Tuesday, May 25, 2004

More on maildrop

I've learned a few more things since my last entry on this subject. First, the big problem:

19:03:15 up 8 days, 3:51, 0 users, load average: 101.54, 100.08, 87.97

Why O why? Well, flock didn't work for me. I don't know why. It would appear to work for a while, but as the maildrop processes built up, it would just break, and I'd have 50 virus scanners all running at once. Processes were dropping dead as my memory was exhausted. The solution was the use dotlock instead.

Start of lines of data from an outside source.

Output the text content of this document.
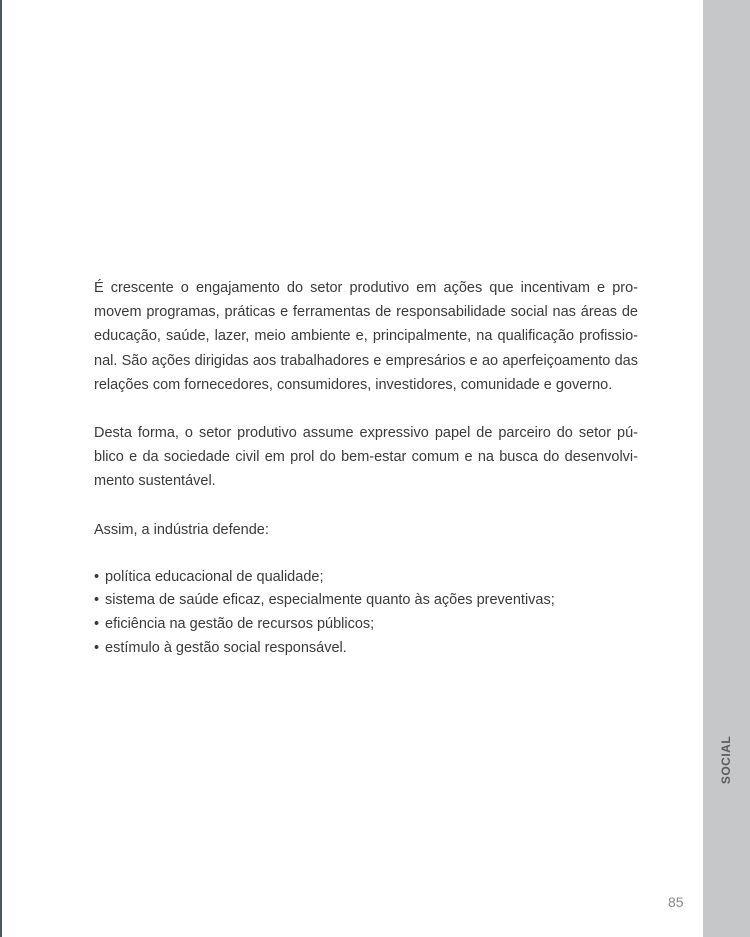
SOCIAL

É crescente o engajamento do setor produtivo em ações que incentivam e pro-
movem programas, práticas e ferramentas de responsabilidade social nas áreas de
educação, saúde, lazer, meio ambiente e, principalmente, na qualificação profissio-
nal. São ações dirigidas aos trabalhadores e empresários e ao aperfeiçoamento das
relações com fornecedores, consumidores, investidores, comunidade e governo.

Desta forma, o setor produtivo assume expressivo papel de parceiro do setor pú-
blico e da sociedade civil em prol do bem-estar comum e na busca do desenvolvi-
mento sustentável.

Assim, a indústria defende:

• política educacional de qualidade;
• sistema de saúde eficaz, especialmente quanto às ações preventivas;
• eficiência na gestão de recursos públicos;
• estímulo à gestão social responsável.
85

The other important tidbit I've picked up is that I can't really test the results of backquotes and expect to be testing the exit status of the command. It's testing whether it output any text (I guess). To test the exit status of a command, you have to look at the $RETURNCODE variable that's set after executing the command. In my earlier entry, I had code that looks like this:
    flock "$PROCLOCK" {

if ( `/usr/bin/clamscan --quiet --mbox -` )
to "| /usr/bin/tmda-filter -I $HOME/.tmda/filters/always_hold"
}

That now looks like this:
    dotlock "$PROCLOCK" {

`/usr/bin/clamscan --quiet --mbox -`
if ( $RETURNCODE != 0 )
to "| /usr/bin/tmda-filter -I $HOME/.tmda/filters/always_hold"
}

The good news is that Linux 2.6 stood up to this. It was very very slow, even when I was using a nice -15 root shell, but it survived, and it worked well enough for me to fix the problem while it was happening.